The coalition so far counts Cantor and three other Republicans on the powerful House Ways and Means tax-writing panel as its members. Another key member is Alabama Rep. Spencer Bachus, the top Republican on the House Financial Services committee.

On the Senate side, there are similar rumblings about forming a coalition to block a tax rate increase on money managers, although an aide said the talks were not far along.

The AFL-CIO labor group, which is backing both tax bills, called the opposition's arguments ridiculous.

"The whole thing is preposterous and has nothing to do with anything other than the fact that a lot of very rich people here don't like paying taxes," said Damon Silvers, associate general counsel for the labor federation.

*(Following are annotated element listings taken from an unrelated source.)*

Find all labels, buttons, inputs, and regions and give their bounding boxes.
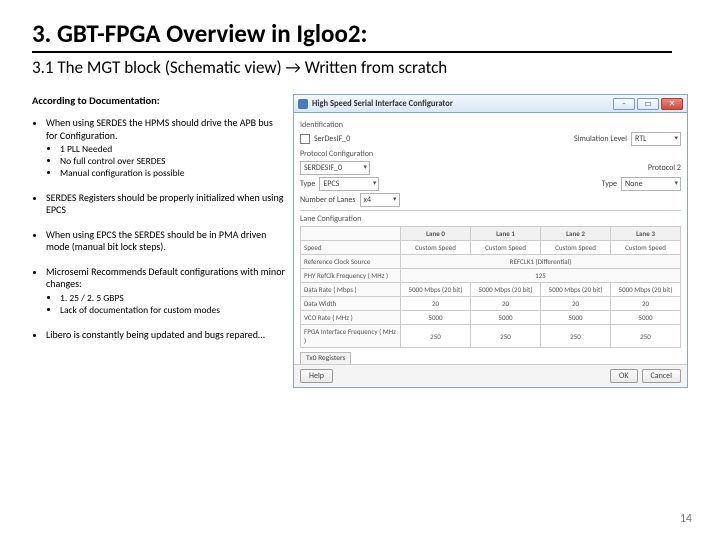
window-titlebar: High Speed Serial Interface Configurator… [294, 95, 687, 113]
title-underline [32, 51, 672, 53]
type-label: Type [300, 179, 315, 189]
speed-l0[interactable]: Custom Speed [401, 241, 471, 255]
protocol2-label: Protocol 2 [648, 163, 681, 173]
rate-l0[interactable]: 5000 Mbps (20 bit) [401, 283, 471, 297]
configurator-window: High Speed Serial Interface Configurator… [293, 94, 688, 388]
vco-l0: 5000 [401, 311, 471, 325]
speed-l3[interactable]: Custom Speed [611, 241, 681, 255]
page-number: 14 [680, 512, 692, 526]
protocol2-type-label: Type [602, 179, 617, 189]
ok-button[interactable]: OK [610, 369, 637, 383]
serdes-if-label: SerDesIF_0 [314, 134, 350, 144]
refclk-value[interactable]: REFCLK1 (Differential) [401, 255, 681, 269]
col-lane2: Lane 2 [541, 227, 611, 241]
right-column: High Speed Serial Interface Configurator… [293, 94, 688, 388]
cancel-button[interactable]: Cancel [642, 369, 682, 383]
minimize-button[interactable]: – [613, 98, 635, 110]
col-lane3: Lane 3 [611, 227, 681, 241]
width-l2: 20 [541, 297, 611, 311]
width-l0: 20 [401, 297, 471, 311]
window-body: Identification SerDesIF_0 Simulation Lev… [294, 113, 687, 364]
row-refclk-label: Reference Clock Source [301, 255, 401, 269]
lanes-label: Number of Lanes [300, 195, 356, 205]
fpga-l0: 250 [401, 325, 471, 348]
row-fpga-label: FPGA Interface Frequency ( MHz ) [301, 325, 401, 348]
row-width-label: Data Width [301, 297, 401, 311]
width-l3: 20 [611, 297, 681, 311]
sim-level-select[interactable]: RTL [631, 132, 681, 146]
identification-label: Identification [300, 120, 681, 130]
slide-subtitle: 3.1 The MGT block (Schematic view) → Wri… [32, 57, 688, 78]
row-vco-label: VCO Rate ( MHz ) [301, 311, 401, 325]
tab-tx0-registers[interactable]: Tx0 Registers [300, 352, 351, 364]
link-icon [300, 134, 310, 144]
bullet-2: SERDES Registers should be properly init… [46, 192, 285, 217]
rate-l2[interactable]: 5000 Mbps (20 bit) [541, 283, 611, 297]
speed-l2[interactable]: Custom Speed [541, 241, 611, 255]
type-select[interactable]: EPCS [319, 177, 379, 191]
speed-l1[interactable]: Custom Speed [471, 241, 541, 255]
rate-l1[interactable]: 5000 Mbps (20 bit) [471, 283, 541, 297]
help-button[interactable]: Help [300, 369, 333, 383]
reffreq-value[interactable]: 125 [401, 269, 681, 283]
protocol-config-label: Protocol Configuration [300, 149, 681, 159]
app-icon [298, 99, 308, 109]
col-lane1: Lane 1 [471, 227, 541, 241]
fpga-l1: 250 [471, 325, 541, 348]
window-title: High Speed Serial Interface Configurator [312, 99, 611, 109]
doc-heading: According to Documentation: [32, 94, 285, 107]
bullet-4-text: Microsemi Recommends Default configurati… [46, 265, 285, 291]
row-reffreq-label: PHY RefClk Frequency ( MHz ) [301, 269, 401, 283]
bullet-1-text: When using SERDES the HPMS should drive … [46, 116, 273, 142]
rate-l3[interactable]: 5000 Mbps (20 bit) [611, 283, 681, 297]
bullet-4: Microsemi Recommends Default configurati… [46, 266, 285, 317]
vco-l1: 5000 [471, 311, 541, 325]
vco-l2: 5000 [541, 311, 611, 325]
sim-level-label: Simulation Level [574, 134, 627, 144]
vco-l3: 5000 [611, 311, 681, 325]
bullet-4b: Lack of documentation for custom modes [60, 305, 285, 317]
bullet-3: When using EPCS the SERDES should be in … [46, 229, 285, 254]
serdes-select[interactable]: SERDESIF_0 [300, 161, 370, 175]
window-footer: Help OK Cancel [294, 364, 687, 387]
row-speed-label: Speed [301, 241, 401, 255]
bullet-1: When using SERDES the HPMS should drive … [46, 117, 285, 180]
fpga-l2: 250 [541, 325, 611, 348]
width-l1: 20 [471, 297, 541, 311]
lane-config-table: Lane 0 Lane 1 Lane 2 Lane 3 Speed Custom… [300, 226, 681, 348]
bullet-5: Libero is constantly being updated and b… [46, 329, 285, 342]
maximize-button[interactable]: ▭ [637, 98, 659, 110]
bullet-1c: Manual configuration is possible [60, 168, 285, 180]
lane-config-label: Lane Configuration [300, 214, 681, 224]
slide-title: 3. GBT-FPGA Overview in Igloo2: [32, 18, 688, 49]
left-column: According to Documentation: When using S… [32, 94, 285, 388]
bullet-4a: 1. 25 / 2. 5 GBPS [60, 293, 285, 305]
col-lane0: Lane 0 [401, 227, 471, 241]
row-datarate-label: Data Rate ( Mbps ) [301, 283, 401, 297]
fpga-l3: 250 [611, 325, 681, 348]
protocol2-type-select[interactable]: None [621, 177, 681, 191]
close-button[interactable]: ✕ [661, 98, 683, 110]
lanes-select[interactable]: x4 [360, 193, 400, 207]
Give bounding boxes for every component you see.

The bills were introduced last month as Blackstone went public, raising more than $4 billion. Blackstone chief executive Stephen Schwarzman's stake in the firm was valued at above $7 billion, and he also received a one-time payment of up to $677 million.

The House bill would raise the tax rate to 35 percent on a fund's "carried interest," or the 20 percent cut of profits beyond targeted returns typically kept by a fund manager. Currently, a fund manager pays the 15 percent capital gains tax rate on the profits.

The U.S. Chamber of Commerce said it began forming a strategy to fight the tax legislation before either bill was introduced.

"Carried interest is a widely used mechanism... so it will affect more than hedge funds and private equity," said Ashley Miller, a lobbyist for the Chamber. "You are going to hurt working Americans, police officers and nurses who are getting very high returns from the funds. Any time you start taxing something you will get less of it."

Miller declined to say how much the Chamber planned to spend on fighting the tax bills.

Another key player in the lobbying fight is the Private Equity Council, a group formed several months ago to represent the rapidly growing industry. A spokesman for the group said there was a fluid and broad-based coalition forming.